Павка. Это его самый первый в жизни фотопортрет, сделанный бродячим фотографом на кубанском хуторе.
Но я гордился и этой работой и, чтобы никто не сомневался в моей принадлежности к мастеровым, всегда старался быть страшно измазанным — с моей одежды буквально капало масло, и Костя Бутко по этому поводу шутил: «Если у нас кончится смазка, мы сможем хорошенько выжать Павлушкины штаны, и этого масла нам хватит на несколько дней».
Пантелеич был для меня своего рода техническим богом, Я с благоговением наблюдал за ним, когда он, положив руку на мотылявший кривошип работающего паровика и как бы проверяя его пульс, глубокомысленно выпячивал губы и кивал головой в такт взмахов кривошипа или, приложив ухо к стенке гудевшей молотилки, долго к чему-то прислушивался.
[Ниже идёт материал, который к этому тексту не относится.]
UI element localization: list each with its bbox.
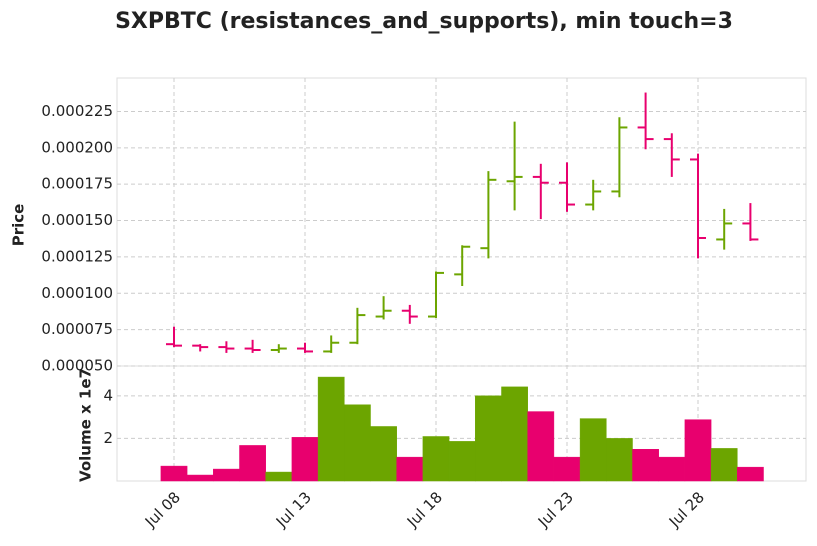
x-tick-label: Jul 08 — [141, 488, 184, 531]
y-tick-label: 0.000150 — [41, 211, 113, 229]
volume-bar — [658, 456, 686, 482]
volume-bar — [291, 437, 319, 482]
x-tick-label: Jul 13 — [272, 488, 315, 531]
volume-bar — [684, 419, 712, 482]
x-tick-label: Jul 28 — [665, 488, 708, 531]
volume-bar — [606, 438, 633, 482]
volume-bar — [527, 411, 555, 482]
y-tick-label: 0.000175 — [41, 175, 113, 193]
volume-bar — [737, 466, 764, 482]
volume-bar — [239, 445, 266, 482]
volume-bar — [265, 471, 293, 482]
y-tick-label: 0.000100 — [41, 284, 113, 302]
volume-bar — [475, 395, 502, 482]
volume-tick-label: 4 — [103, 386, 113, 404]
volume-bar — [710, 448, 738, 482]
volume-bar — [396, 456, 424, 482]
volume-axis-label: Volume x 1e7 — [77, 368, 95, 482]
y-tick-label: 0.000050 — [41, 357, 113, 375]
volume-tick-label: 2 — [103, 429, 113, 447]
y-axis-label: Price — [10, 204, 28, 247]
y-tick-label: 0.000225 — [41, 102, 113, 120]
volume-bar — [632, 449, 659, 482]
volume-bar — [501, 386, 528, 482]
volume-bar — [448, 441, 476, 482]
volume-bar — [186, 474, 214, 482]
y-tick-label: 0.000125 — [41, 247, 113, 265]
volume-bar — [579, 418, 607, 482]
volume-bar — [160, 465, 188, 482]
volume-bar — [422, 436, 450, 482]
x-tick-label: Jul 18 — [403, 488, 446, 531]
volume-bar — [553, 456, 581, 482]
volume-bar — [370, 426, 397, 482]
volume-bar — [317, 376, 345, 482]
volume-bar — [213, 468, 240, 482]
y-tick-label: 0.000200 — [41, 138, 113, 156]
chart-title: SXPBTC (resistances_and_supports), min t… — [115, 9, 733, 34]
x-tick-label: Jul 23 — [534, 488, 577, 531]
y-tick-label: 0.000075 — [41, 320, 113, 338]
volume-bar — [344, 404, 371, 482]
Мне тогда казалось, что Пантелеич, как волшебник, ясно видит и слышит всё, что совершается во чреве урчащей молотилки.
Впрочем, и в округе Пантелеича считали магом и волшебником от техники, а он всячески поощрял такое мнение о себе. И выражался поэтому иногда как-то по-своему, глубокомысленно и немного вычурно. Например, он, чеканя слог, произносил: «алектричество», или вместо «подшипник» говорил «подчёпник», а слово «пыль» произносил через «и». Общая грамотность его была, видимо, на уровне церковно-приходской школы, но, несомненно, он был опытнейшим человеком в области сельскохозяйственной техники того времени. А самое главное — был очень добрым и отзывчивым человеком, о машине рассказывал охотно и просто, без «вычурности», и я его искренне любил.